Sebelumnya, CEO Saiful Mujani Research & Consulting (SMRC) Djayadi Hanan mengatakan, Anies memiliki peluang besar menghadapi Jokowi dibandingkan Jusuf Kalla dan Prabowo Subianto. Namun peluang Anies tergantung dari ketidakikutsertaan Prabowo dalam ajang Pilpres.
"Anies Baswedan potensial, dia sering masuk lima besar dalam survei di tingkat pemilih nasional selain Jokowi, Prabowo dan JK," kata Djayadi, Kamis (5/7).

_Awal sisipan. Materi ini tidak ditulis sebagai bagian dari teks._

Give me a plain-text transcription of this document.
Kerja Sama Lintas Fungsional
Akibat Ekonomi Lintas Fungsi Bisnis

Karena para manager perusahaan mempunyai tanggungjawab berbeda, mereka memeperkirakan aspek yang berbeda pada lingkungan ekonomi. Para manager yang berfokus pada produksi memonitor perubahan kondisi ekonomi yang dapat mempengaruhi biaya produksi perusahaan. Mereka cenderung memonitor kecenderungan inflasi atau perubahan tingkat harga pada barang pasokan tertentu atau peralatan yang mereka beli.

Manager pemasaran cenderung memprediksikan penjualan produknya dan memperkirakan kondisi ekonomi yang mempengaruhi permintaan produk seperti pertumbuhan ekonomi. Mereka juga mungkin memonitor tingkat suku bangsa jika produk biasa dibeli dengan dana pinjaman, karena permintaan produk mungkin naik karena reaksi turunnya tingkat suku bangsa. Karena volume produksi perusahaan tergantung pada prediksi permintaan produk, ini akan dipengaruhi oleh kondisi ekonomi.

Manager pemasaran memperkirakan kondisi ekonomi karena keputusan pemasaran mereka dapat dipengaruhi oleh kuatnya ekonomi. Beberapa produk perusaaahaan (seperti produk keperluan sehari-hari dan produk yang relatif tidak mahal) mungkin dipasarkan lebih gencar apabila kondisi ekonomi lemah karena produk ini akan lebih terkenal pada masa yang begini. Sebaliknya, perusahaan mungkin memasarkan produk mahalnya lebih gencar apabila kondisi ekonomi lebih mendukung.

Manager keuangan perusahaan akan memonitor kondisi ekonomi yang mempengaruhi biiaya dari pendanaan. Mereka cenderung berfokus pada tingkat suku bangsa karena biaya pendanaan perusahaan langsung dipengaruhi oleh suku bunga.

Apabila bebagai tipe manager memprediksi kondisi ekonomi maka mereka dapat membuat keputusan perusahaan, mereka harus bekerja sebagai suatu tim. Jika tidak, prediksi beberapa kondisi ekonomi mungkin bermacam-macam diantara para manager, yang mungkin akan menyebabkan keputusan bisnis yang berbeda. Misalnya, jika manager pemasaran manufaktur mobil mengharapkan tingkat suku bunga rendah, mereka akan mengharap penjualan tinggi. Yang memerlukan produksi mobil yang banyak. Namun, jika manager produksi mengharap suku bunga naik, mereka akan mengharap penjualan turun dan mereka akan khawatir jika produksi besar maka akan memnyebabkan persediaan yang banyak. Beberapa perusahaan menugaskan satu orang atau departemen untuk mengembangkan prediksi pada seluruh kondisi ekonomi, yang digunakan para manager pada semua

Djayadi mengatakan peluang Anies menjadi lebih besar bila kubu penantang Jokowi hanya mengajukan satu kandidat saja. Sehingga bila Anies maju, sebaiknya Prabowo memberikan dukungan kepadanya.
"Bila memiliki banyak calon maka tentu akan lebih sulit mengalahkan petahana dengan asumsi koalisi petahana solid," kata Djayadi.
Djayadi mengingatkan persepsi masyarakat terhadap kinerja Jokowi masih positif dan partai politik pendukungnya pun masih solid. Sehingga kubu penantang Jokowi perlu berhati-hati mengajukan calon.
"Jangan sampai mereka pecah, akan lebih mudah penantang petahana bila bersatu," kata dia.